# How to re-install OLEPRO32.DLL ??



## shadowboy09 (Mar 9, 2002)

I can't run specific programs or repair other problems on my pc because the olepro32.dll error message keeps popping up. I downloaded an olepro32 dll file but don't know how to install it. Is there a windows application that will check for dll file problems and fix them, or how do I install this dll? I don't even know what a dll is anyway. Please help. Thanks.
Shadowboy09


----------



## Davey7549 (Feb 28, 2001)

shadowboy09
The olepro32.dll normally reside in the C:\Windows\System folder.
You may have a copy already existing in that folder so we need to check.
Go to start\Find-Search and type in olepro32.dll click Find now
System should find two references to it, the downloaded one and the one that should be in C:\Windows\System.
If one exists in the C:\Windows\System folder it may be the wrong version for you OS and must be replaced with the correct version. Is the downloaded one the correct version?
Note: There is no install procedure for DLL files.
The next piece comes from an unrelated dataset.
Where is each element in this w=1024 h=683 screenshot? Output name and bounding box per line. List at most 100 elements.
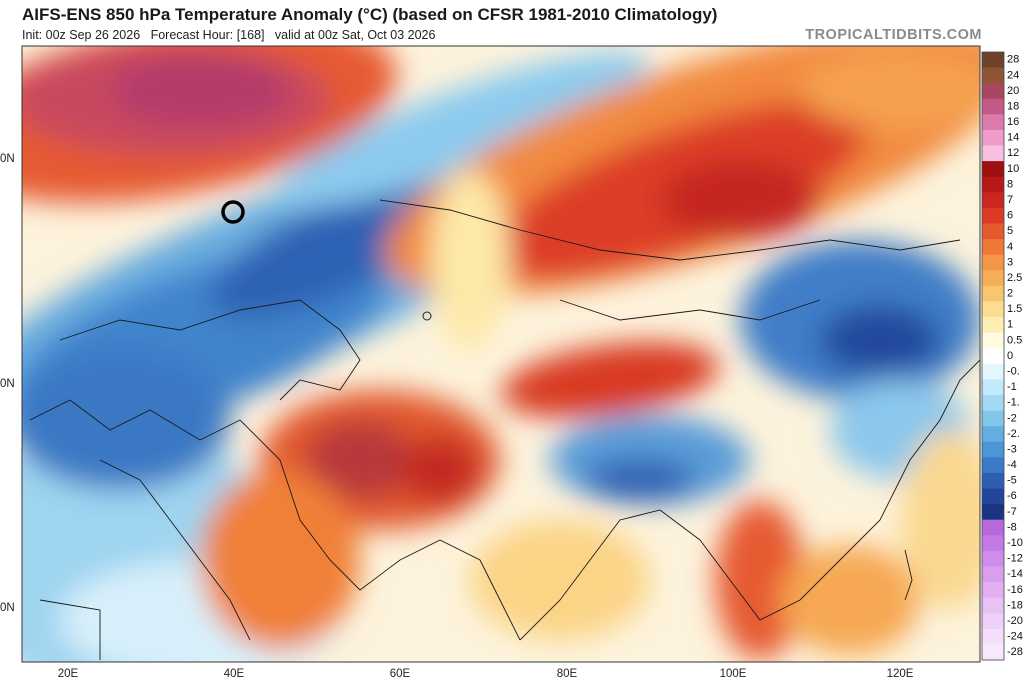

The .exe programs look in certian folders for them.

If olepro32.dll does Exist in C:\Windows\System the locate that file and rename it olepro32.old and copy and paste your downloaded version there if you feel it is the correct version for your OS. If system will not let you rename or copy then you will have to use the extract procedure from your cab files or Install CD.

Let us know.

Dave


----------